The Paraponera clavata is not aggressive unless it is defending its territory. She is considered to be very capable of learning and can find her way around well. The colonies house only a few thousand individuals and are rather small compared to other ant species. The nests are preferably created in the base area of ​​larger trees, in exceptional cases branch regions are colonized.
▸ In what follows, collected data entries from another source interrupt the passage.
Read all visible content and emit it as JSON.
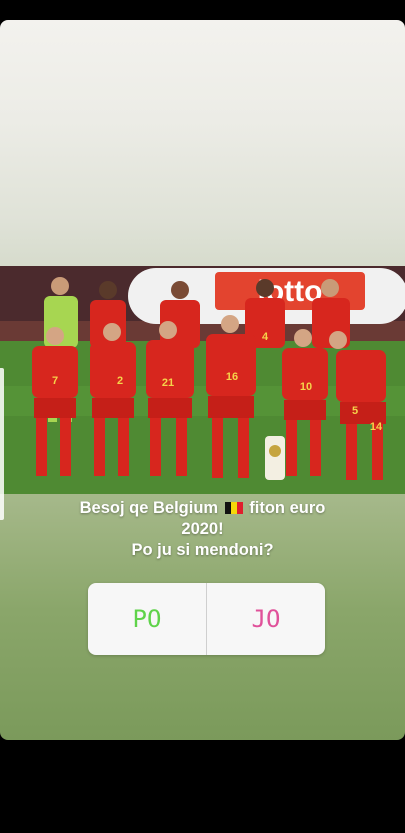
{
  "story": {
    "caption_line1_before_flag": "Besoj qe Belgium",
    "caption_line1_after_flag": "fiton euro",
    "caption_line2": "2020!",
    "caption_line3": "Po ju si mendoni?",
    "flag_icon": "belgium-flag-icon"
  },
  "photo": {
    "banner_text": "lotto",
    "jersey_numbers": [
      "7",
      "2",
      "21",
      "16",
      "10",
      "14",
      "4",
      "5"
    ]
  },
  "poll": {
    "option_yes": "PO",
    "option_no": "JO"
  },
  "colors": {
    "yes": "#5fd34a",
    "no": "#e0519a",
    "jersey": "#d7261e"
  }
}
Their diet consists of insects and parts of plants.

distribution

The species lives in equatorial America, north to Nicaragua , south to Bolivia . The altitude distribution extends to around 750 meters above sea level, in some cases even higher; the highest known find is located at a little over 1500 meters in the La Amistad National Park in Costa Rica. It is more common in Central America on the Atlantic side, but not entirely absent in suitable habitats on the Pacific side. The species is largely restricted to the classic lowland rainforest; only individual finds are available from other habitats such as the Brazilian tree savannah ( Cerrado ). Occurrences are tied to areas with very high, evenly distributed annual precipitation.

Parasitoid

The humpback fly Apocephalus paraponerae (a two-winged fly ) can recognize injured Paraponera clavata workers by the smell of escaping hemolymph and can approach them and lay eggs on them. This is a specific parasitoid , other species of ants are rarely attacked.

Systematics

Paraponera clavata is the only recent representative of the subfamily Paraponerinae. Besides her, only the fossil species Paraponera dieteri is known.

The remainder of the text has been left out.